Reforma szkół zawodowych: nie ma chętnych do nauczania

Będzie bałagan przy wprowadzaniu reformy szkolnictwa zawodowego – ostrzegają dyrektorzy szkół i przedsiębiorcy.

Aktualizacja: 28.03.2019 16:46 Publikacja: 28.03.2019 16:20

Reforma szkół zawodowych: nie ma chętnych do nauczania

Foto: 123RF

Szumnie zapowiadania reforma szkolnictwa zawodowego, wprowadzająca m.in. kształcenie dualne w ścisłym porozumieniu z pracodawcami, która rusza we wrześniu tego roku, może okazać się fiaskiem. Nie dość, że wciąż brakuje szczegółowych regulacji, to jeszcze szkoły nie są w stanie znaleźć nauczycieli przedmiotów zawodowych.

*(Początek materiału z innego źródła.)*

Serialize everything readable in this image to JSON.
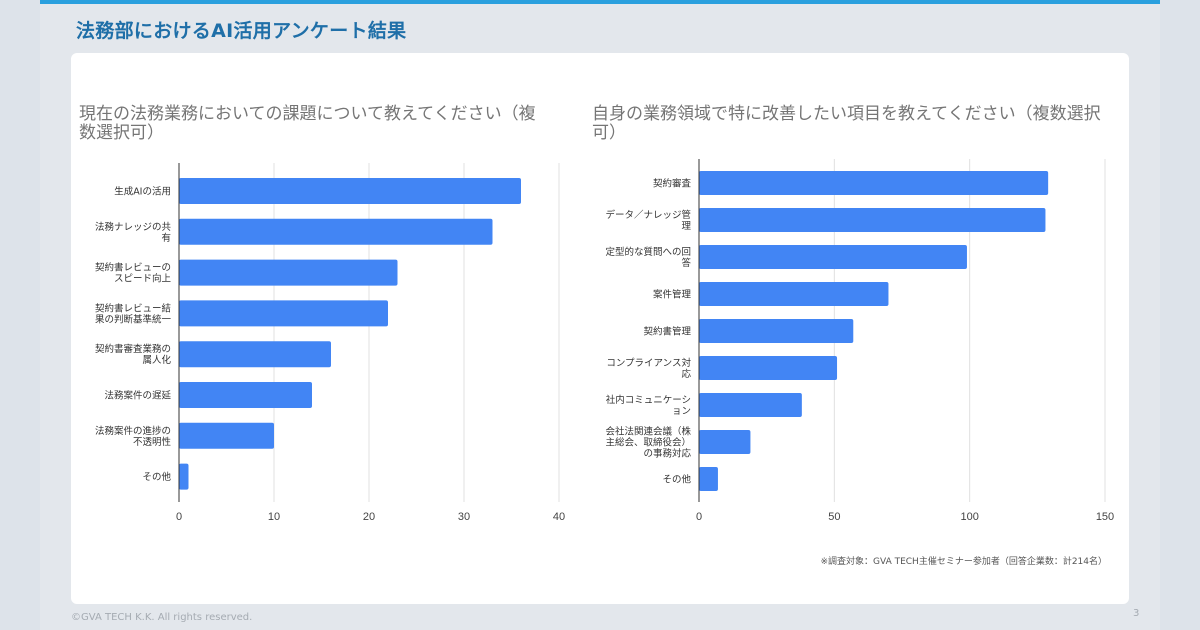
{
  "slide": {
    "title": "法務部におけるAI活用アンケート結果",
    "note": "※調査対象：GVA TECH主催セミナー参加者（回答企業数：計214名）",
    "footer": "©GVA TECH K.K. All rights reserved.",
    "page_number": "3",
    "colors": {
      "accent": "#2aa0de",
      "title": "#1f6fa8",
      "bar": "#4285f4"
    }
  },
  "chart_data": [
    {
      "type": "bar",
      "orientation": "horizontal",
      "title": "現在の法務業務においての課題について教えてください（複数選択可）",
      "categories": [
        [
          "生成AIの活用"
        ],
        [
          "法務ナレッジの共",
          "有"
        ],
        [
          "契約書レビューの",
          "スピード向上"
        ],
        [
          "契約書レビュー結",
          "果の判断基準統一"
        ],
        [
          "契約書審査業務の",
          "属人化"
        ],
        [
          "法務案件の遅延"
        ],
        [
          "法務案件の進捗の",
          "不透明性"
        ],
        [
          "その他"
        ]
      ],
      "values": [
        36,
        33,
        23,
        22,
        16,
        14,
        10,
        1
      ],
      "xlim": [
        0,
        40
      ],
      "xticks": [
        0,
        10,
        20,
        30,
        40
      ],
      "grid": true,
      "legend": "none"
    },
    {
      "type": "bar",
      "orientation": "horizontal",
      "title": "自身の業務領域で特に改善したい項目を教えてください（複数選択可）",
      "categories": [
        [
          "契約審査"
        ],
        [
          "データ／ナレッジ管",
          "理"
        ],
        [
          "定型的な質問への回",
          "答"
        ],
        [
          "案件管理"
        ],
        [
          "契約書管理"
        ],
        [
          "コンプライアンス対",
          "応"
        ],
        [
          "社内コミュニケーシ",
          "ョン"
        ],
        [
          "会社法関連会議（株",
          "主総会、取締役会）",
          "の事務対応"
        ],
        [
          "その他"
        ]
      ],
      "values": [
        129,
        128,
        99,
        70,
        57,
        51,
        38,
        19,
        7
      ],
      "xlim": [
        0,
        150
      ],
      "xticks": [
        0,
        50,
        100,
        150
      ],
      "grid": true,
      "legend": "none"
    }
  ]
}
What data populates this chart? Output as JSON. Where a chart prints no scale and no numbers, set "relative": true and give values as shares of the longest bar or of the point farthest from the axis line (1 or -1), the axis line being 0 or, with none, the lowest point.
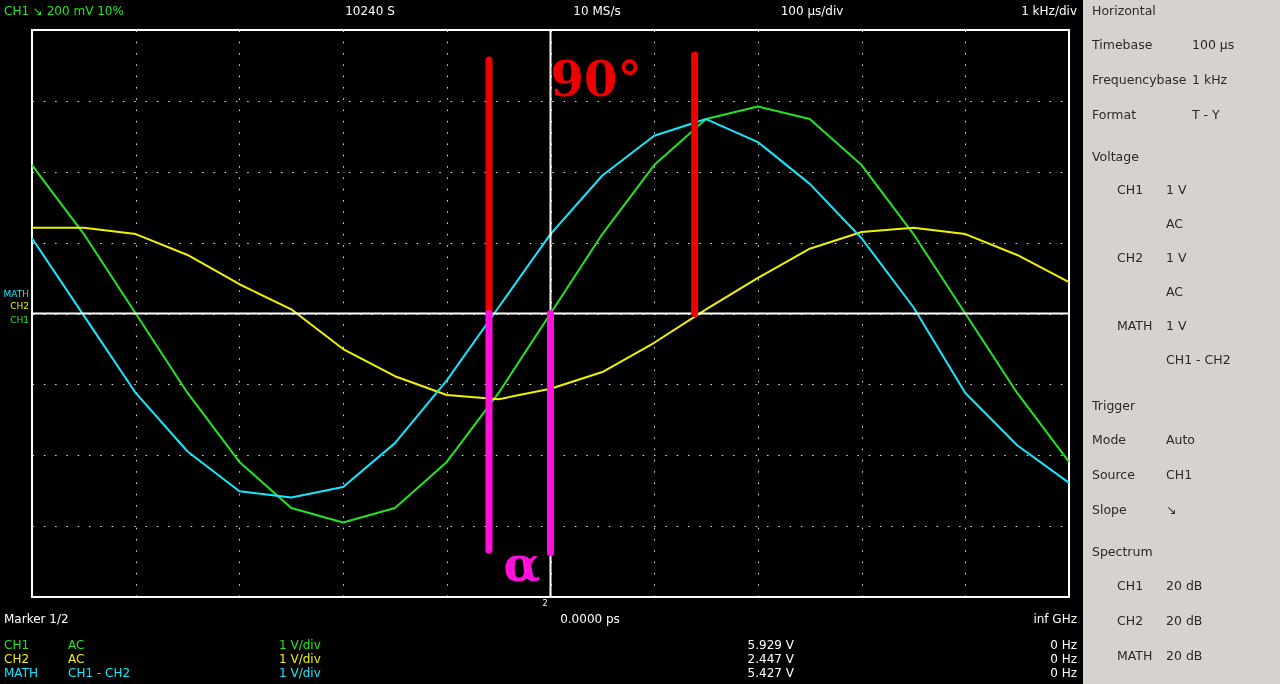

Część fachowców nie chce pracować za nauczycielskie stawki, inni odchodzą ze szkół z powodu zmiany przepisów o czasie pracy nauczycieli przedmiotów zawodowych.

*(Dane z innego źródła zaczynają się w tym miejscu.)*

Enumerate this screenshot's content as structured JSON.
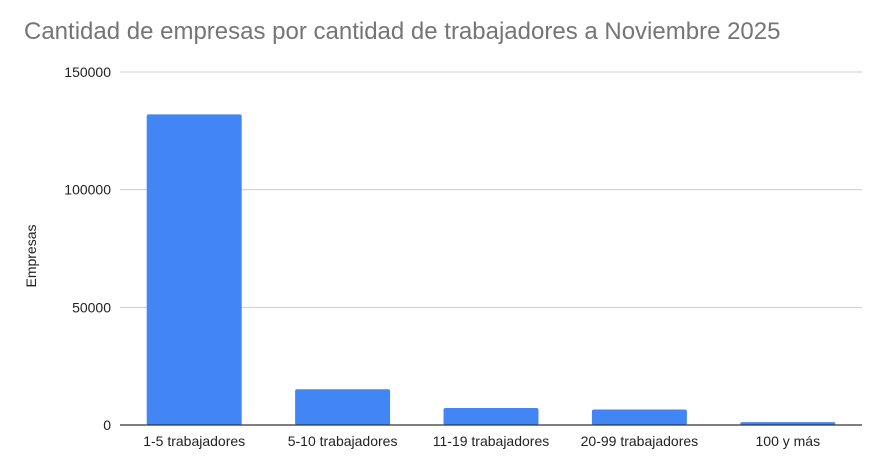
{
  "chart_data": {
    "type": "bar",
    "title": "Cantidad de empresas por cantidad de trabajadores a Noviembre 2025",
    "xlabel": "",
    "ylabel": "Empresas",
    "categories": [
      "1-5 trabajadores",
      "5-10 trabajadores",
      "11-19 trabajadores",
      "20-99 trabajadores",
      "100 y más"
    ],
    "values": [
      132000,
      15200,
      7200,
      6600,
      1200
    ],
    "ylim": [
      0,
      150000
    ],
    "yticks": [
      "0",
      "50000",
      "100000",
      "150000"
    ],
    "grid": true,
    "legend": "none",
    "bar_color": "#4285F4"
  }
}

Czytaj także: Szkoły zawodowe - nowe przepisy mają zachęcić firmy do angażowania się w edukację

– Reforma szkolnictwa zawodowego to niewątpliwie krok w dobrym kierunku. Wykonanie pozostawia jednak wiele do życzenia – mówi Jakub Gontarek, ekspert Konfederacji Lewiatan. – Uważamy, że wejście w życie reformy powinno zostać przesunięte co najmniej o rok – dodaje.

Dyrektorzy szkół zawodowych obawiają się, że wprowadzane od 1 września 2019 r. zmiany czasu pracy nauczycieli zawodu jeszcze bardziej utrudnią im znalezienie fachowców do pracy w szkole.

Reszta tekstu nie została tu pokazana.